Lift the lid of an EV battery pack and you’ll find hundreds, if not thousands, of individual cells organized into modules that are linked together to deliver the rated capacity — it is the modular concept that allows one casing to accommodate batteries of differing capacities. The problem is ramming a charge into any battery will cause it to overheat and repeated overheating causes damage. This is the why it takes time to recharge an EV’s battery. It needs to be done at a rate that will not cause heat-related deterioration.
All EVs have a sophisticated ‘brain’ that oversees the rate at which the battery is charged. The goal is to mitigate these heat-related issues. When the charger cable is plugged into the EV, the two do a handshake to agree on the charging parameters.
The reasons for the variation in charge time is down to a number of factors. Some are seemingly innocuous, like the ambient temperature and the temperature of the battery. Very hot or cold temperatures will slow the process; a warm battery tends to accept a faster charge than a cold one — around 30C is ideal. More importantly, it boils down to the battery’s size, the acceptance rate of the battery measured in kilowatts (kW) and the state of charge (SoC) when the charging begins.
Looking at the VW ID.4 gives an insight. It has an 82 kW/h battery and an acceptance rate of 125 kW. Plugging it into a fast charger rated at 150 kW or more when the battery is at a 5 per cent SoC will see it reach its 125 kW peak charge rate quickly. It maintains this charge level until it hits about a 30 per cent SoC. Now, it reduces the charge rate to around 100 kW and when the battery hits a 60 per cent SoC it will be charging at around 80 kW. The gradual reduction of the charge rate is needed to prevent the battery from losing its cool.
The watershed arrives when the battery reaches an 80 per cent SoC. Now the charge rate drops off significantly, so it takes a much longer time to go from 80 per cent to fully charged, even when using a fast charger. It’s not by coincidence this is why manufacturers quote the fast charge time as being to the 80 per cent mark. For the most part, the final part of the charging cycle is best done using a Level 2 charger. It can be likened to a slower trickle charge, so the battery does not overheat as it nears capacity.
Beyond the tail-off of the charge, the rating of the fast charger also has a big effect. If the fast charger delivers less power than the vehicle’s acceptance rate the charger is the limiting factor. Conversely, if the vehicle’s acceptance rate is lower than the charging station’s output, the vehicle becomes the limiting factor.

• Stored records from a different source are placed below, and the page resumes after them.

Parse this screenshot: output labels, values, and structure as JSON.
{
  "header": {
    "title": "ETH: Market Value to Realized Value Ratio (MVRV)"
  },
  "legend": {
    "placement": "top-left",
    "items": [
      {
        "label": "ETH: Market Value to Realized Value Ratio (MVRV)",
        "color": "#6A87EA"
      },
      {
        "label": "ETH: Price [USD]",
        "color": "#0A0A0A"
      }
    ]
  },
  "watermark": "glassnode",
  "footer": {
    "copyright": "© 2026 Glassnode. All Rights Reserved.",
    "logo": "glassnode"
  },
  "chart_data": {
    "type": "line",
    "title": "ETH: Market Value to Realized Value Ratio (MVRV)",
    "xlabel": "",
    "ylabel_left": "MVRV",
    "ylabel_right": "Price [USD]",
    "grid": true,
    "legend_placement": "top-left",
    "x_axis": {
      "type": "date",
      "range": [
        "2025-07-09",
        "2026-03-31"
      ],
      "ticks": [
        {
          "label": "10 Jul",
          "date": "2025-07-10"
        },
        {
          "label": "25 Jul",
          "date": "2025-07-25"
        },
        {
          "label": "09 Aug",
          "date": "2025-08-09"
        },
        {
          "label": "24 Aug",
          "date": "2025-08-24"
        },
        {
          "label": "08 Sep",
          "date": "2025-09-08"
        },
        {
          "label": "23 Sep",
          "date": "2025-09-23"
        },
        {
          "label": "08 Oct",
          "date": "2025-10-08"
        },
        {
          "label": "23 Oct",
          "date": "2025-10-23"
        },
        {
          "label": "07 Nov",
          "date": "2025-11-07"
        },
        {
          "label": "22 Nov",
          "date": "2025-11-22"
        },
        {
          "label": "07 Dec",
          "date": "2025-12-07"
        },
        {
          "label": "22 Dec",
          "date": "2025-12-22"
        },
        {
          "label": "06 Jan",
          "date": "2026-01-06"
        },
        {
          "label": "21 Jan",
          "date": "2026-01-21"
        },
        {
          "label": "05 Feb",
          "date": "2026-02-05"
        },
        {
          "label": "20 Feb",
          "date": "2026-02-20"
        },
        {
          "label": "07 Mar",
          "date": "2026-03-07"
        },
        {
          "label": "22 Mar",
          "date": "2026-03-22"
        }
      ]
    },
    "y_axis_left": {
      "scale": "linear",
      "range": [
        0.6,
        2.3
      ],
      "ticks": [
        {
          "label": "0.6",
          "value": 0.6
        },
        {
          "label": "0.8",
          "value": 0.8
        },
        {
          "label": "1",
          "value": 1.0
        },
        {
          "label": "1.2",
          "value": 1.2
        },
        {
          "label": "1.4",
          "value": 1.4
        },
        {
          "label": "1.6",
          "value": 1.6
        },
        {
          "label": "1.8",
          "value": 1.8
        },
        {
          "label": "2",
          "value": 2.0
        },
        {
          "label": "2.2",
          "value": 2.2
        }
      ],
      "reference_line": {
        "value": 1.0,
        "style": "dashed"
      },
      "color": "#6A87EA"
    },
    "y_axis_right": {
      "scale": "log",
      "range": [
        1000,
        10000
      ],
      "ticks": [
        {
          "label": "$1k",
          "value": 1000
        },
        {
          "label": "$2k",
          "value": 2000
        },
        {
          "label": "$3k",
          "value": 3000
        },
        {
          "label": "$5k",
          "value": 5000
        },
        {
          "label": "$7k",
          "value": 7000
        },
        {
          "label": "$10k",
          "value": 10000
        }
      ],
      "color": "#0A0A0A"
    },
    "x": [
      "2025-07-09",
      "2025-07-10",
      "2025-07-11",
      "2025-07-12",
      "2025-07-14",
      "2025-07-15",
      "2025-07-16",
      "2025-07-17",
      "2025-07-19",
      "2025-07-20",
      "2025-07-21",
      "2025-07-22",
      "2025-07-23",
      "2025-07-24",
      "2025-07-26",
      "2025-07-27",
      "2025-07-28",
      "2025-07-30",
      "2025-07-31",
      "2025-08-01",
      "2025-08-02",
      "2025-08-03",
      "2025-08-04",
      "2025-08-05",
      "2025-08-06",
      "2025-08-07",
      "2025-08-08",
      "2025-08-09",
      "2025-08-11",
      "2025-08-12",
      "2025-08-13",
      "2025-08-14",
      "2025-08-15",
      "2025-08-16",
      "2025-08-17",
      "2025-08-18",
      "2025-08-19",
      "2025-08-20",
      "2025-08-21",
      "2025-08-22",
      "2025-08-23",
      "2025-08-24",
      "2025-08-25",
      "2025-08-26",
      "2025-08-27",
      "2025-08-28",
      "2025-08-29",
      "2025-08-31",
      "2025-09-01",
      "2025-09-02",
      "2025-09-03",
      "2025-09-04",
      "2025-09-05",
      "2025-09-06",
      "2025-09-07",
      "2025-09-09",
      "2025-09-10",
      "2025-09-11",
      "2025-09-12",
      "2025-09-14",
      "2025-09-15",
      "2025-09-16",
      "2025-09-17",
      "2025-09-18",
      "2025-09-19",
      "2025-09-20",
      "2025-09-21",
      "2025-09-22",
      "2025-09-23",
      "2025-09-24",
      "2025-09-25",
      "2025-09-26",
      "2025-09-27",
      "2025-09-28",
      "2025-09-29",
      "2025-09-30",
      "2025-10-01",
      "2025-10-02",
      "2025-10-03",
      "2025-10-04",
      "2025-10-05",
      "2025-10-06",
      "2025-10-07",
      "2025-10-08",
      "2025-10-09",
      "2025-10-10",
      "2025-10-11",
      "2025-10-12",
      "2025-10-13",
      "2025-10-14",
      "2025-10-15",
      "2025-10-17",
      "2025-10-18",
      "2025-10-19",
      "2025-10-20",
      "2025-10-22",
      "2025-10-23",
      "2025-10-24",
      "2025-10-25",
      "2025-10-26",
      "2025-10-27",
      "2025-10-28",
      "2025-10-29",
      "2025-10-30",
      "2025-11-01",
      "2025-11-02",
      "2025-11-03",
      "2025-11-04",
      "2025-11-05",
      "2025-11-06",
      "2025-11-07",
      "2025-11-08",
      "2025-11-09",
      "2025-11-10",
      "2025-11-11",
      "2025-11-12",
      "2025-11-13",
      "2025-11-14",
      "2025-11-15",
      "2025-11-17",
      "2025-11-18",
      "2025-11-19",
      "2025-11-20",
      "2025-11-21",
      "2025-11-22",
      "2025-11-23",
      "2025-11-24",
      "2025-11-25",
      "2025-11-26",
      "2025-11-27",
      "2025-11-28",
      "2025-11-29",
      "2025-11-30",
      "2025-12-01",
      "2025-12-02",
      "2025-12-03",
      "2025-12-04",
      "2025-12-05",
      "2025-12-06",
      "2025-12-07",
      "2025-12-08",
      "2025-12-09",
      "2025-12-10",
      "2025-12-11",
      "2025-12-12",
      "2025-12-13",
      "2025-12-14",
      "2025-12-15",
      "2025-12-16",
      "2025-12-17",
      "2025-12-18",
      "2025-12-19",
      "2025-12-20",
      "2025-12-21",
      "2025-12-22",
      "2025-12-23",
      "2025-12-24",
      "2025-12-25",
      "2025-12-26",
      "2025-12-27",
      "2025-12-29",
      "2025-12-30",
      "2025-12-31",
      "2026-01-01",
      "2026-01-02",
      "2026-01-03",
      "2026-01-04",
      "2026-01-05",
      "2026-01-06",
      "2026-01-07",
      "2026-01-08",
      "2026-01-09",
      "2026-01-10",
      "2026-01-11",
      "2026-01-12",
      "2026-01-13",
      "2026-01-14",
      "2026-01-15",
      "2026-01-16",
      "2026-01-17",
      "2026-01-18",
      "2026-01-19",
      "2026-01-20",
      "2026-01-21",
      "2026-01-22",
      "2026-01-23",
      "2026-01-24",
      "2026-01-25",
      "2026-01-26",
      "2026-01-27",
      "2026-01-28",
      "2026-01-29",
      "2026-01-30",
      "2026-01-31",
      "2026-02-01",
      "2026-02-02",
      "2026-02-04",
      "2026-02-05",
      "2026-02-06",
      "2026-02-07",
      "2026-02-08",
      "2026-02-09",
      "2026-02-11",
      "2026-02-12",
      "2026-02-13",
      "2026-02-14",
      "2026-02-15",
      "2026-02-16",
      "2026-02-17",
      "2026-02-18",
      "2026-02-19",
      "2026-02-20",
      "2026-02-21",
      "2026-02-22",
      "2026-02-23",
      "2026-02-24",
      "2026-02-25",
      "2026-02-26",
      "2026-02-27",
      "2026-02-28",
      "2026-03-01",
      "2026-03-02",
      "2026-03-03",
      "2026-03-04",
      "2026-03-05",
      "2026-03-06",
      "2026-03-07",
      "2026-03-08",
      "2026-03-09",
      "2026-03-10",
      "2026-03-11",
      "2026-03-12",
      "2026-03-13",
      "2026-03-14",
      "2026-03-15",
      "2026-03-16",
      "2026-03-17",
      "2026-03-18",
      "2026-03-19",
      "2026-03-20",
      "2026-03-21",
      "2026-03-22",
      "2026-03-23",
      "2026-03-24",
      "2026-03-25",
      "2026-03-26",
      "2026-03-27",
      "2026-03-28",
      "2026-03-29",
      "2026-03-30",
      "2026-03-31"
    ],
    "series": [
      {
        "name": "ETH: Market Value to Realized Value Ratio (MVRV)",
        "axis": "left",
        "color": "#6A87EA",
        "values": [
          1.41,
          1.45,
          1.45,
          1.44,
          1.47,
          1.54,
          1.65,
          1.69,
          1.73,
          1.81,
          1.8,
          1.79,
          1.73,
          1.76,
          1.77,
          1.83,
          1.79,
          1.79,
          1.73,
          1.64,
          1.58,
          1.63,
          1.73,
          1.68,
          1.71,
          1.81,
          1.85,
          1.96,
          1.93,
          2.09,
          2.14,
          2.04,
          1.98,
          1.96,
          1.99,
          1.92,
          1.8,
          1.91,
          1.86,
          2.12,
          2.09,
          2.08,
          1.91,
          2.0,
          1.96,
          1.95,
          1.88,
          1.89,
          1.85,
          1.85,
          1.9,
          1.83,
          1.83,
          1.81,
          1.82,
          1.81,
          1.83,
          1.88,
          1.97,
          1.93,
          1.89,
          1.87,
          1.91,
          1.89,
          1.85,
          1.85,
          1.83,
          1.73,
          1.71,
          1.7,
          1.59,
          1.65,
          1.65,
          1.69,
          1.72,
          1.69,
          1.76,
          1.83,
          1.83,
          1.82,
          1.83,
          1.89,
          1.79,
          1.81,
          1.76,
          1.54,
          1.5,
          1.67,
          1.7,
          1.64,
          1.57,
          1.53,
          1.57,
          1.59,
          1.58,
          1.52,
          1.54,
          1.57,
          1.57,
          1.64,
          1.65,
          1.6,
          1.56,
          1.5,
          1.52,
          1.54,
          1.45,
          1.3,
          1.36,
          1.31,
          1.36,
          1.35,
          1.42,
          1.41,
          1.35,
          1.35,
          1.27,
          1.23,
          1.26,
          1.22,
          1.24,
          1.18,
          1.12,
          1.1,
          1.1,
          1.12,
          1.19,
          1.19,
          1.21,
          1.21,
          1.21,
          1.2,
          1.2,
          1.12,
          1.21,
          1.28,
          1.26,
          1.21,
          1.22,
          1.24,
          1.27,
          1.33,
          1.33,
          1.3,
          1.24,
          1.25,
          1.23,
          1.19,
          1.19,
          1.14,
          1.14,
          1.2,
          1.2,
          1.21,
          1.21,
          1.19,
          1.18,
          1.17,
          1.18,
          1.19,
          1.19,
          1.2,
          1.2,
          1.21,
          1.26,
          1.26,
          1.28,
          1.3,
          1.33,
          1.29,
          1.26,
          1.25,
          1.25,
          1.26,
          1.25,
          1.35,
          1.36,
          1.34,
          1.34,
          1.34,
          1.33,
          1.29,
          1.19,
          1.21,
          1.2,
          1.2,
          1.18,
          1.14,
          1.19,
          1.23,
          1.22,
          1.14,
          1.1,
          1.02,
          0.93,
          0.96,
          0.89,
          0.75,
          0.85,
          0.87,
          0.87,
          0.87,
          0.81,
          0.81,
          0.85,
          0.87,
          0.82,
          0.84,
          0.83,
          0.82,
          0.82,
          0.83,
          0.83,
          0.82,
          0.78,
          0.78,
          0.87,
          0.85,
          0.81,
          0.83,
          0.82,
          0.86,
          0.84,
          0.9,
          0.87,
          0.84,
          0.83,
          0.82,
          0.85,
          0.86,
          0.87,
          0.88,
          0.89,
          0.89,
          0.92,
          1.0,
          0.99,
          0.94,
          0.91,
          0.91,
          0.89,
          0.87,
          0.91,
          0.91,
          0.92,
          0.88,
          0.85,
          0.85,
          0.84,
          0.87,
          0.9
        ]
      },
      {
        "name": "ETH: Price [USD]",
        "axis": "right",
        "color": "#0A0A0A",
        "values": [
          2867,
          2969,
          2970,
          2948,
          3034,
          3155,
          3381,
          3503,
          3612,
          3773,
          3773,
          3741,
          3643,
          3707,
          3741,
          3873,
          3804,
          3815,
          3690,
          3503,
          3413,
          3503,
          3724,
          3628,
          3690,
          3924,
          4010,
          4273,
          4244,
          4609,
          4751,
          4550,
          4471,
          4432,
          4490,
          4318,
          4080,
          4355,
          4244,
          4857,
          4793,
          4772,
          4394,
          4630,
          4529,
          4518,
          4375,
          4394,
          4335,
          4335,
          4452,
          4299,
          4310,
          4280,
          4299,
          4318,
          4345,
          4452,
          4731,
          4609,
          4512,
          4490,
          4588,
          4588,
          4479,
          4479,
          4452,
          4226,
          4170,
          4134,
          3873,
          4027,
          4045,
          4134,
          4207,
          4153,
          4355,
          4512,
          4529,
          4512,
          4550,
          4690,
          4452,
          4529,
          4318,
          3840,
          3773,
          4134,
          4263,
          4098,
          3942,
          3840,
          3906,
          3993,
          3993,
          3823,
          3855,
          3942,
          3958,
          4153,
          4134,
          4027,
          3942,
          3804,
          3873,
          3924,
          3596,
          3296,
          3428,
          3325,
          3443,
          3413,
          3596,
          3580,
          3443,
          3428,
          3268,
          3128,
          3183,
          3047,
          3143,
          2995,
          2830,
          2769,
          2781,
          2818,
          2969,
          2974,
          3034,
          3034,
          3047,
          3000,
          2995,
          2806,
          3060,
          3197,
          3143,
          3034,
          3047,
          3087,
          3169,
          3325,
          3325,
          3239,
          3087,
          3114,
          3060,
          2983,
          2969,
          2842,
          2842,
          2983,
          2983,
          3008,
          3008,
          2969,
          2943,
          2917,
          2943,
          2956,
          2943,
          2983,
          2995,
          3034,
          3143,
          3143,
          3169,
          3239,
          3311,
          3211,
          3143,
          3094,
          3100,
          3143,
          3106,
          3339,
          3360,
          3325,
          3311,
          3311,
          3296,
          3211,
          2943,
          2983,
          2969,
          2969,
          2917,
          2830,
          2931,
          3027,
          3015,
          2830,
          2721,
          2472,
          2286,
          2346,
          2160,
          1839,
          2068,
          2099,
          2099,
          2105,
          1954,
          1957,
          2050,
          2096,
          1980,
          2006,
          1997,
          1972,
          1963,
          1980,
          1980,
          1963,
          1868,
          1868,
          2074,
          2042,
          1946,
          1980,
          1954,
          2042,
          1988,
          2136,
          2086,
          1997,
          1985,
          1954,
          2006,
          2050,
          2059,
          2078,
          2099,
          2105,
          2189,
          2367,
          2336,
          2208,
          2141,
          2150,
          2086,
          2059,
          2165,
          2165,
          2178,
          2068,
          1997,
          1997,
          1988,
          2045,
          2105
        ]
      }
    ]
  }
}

The Audi e-tron GT has a 93.4-kW/h battery and an acceptance rating of up to a 270 kW. This high acceptance rate is down to its 800-volt architecture and the elaborate cooling systems. Plugging it into a 350 kW fast-charger will see the GT reach an 80 per cent SoC in around 25 minutes. However, using a 100 kW fast charger ups the charge time to around 50 mins. Here in Canada, many of the fast chargers are limited to 50 kW. This will leave the driver sitting around for over an hour.
Fast charging certainly has convenience on its side, even if it’s only for a ‘splash-and-go’ stop. However, as with just about everything in life, convenience comes at a price. Depending on the network it can cost up to $20/hour and, in some cases, there are parking fees on top of that cost!
The limitations that apply to Level 2 chargers are less because the heat factor is much lower, however, the time needed to replenish the electrons is significantly longer. A typical 7.7-kW Level 2 home charger will take 12 hours to completely charge the e-tron GT’s battery. The longer Level 2 charge time does, however, significantly reduce the cost of charging and overall operating cost.
Natural Resources Canada’s Fuel Consumption Guide says the VW ID.4 has an annual ‘refuelling’ cost of $606; the Audi e-tron GT is $768/year. These costs are based on driving 20,000 kilometres a year and a $0.15/kWh electricity cost. The reality is electricity costs are greater that this, but these numbers do give a good idea of the relative costs when comparing different EVs.
The other issue facing any EV is repeated charging also causes the battery to degrade. How many cycles (defined as the complete charge and discharge of the battery) an EV battery is capable of being subjected to before any loss in performance is open to debate. However, the consensus seems to be around 1,500 charge cycles. To mitigate the degradation caused by constant cycling the battery’s management system prevents the EV’s battery from ever being fully charged or completely discharged. The good news is the cycle-related degradation is not happening as quickly as originally thought, so it is taking a lot longer for the owner to see any real loss of performance.
Moving forward the so-called “solid-state” battery, which is beginning to loom ever larger, will address both the charge time and cycle-related deterioration. Rather than using a liquid electrolyte it uses a solid electrolyte. This allows it to accept an 80 per cent charge in just 15 minutes. More importantly, a solid-state battery has the potential to retain 90 per cent of its capacity even after 5,000 charging cycles. Now that would make gasoline redundant in a hurry!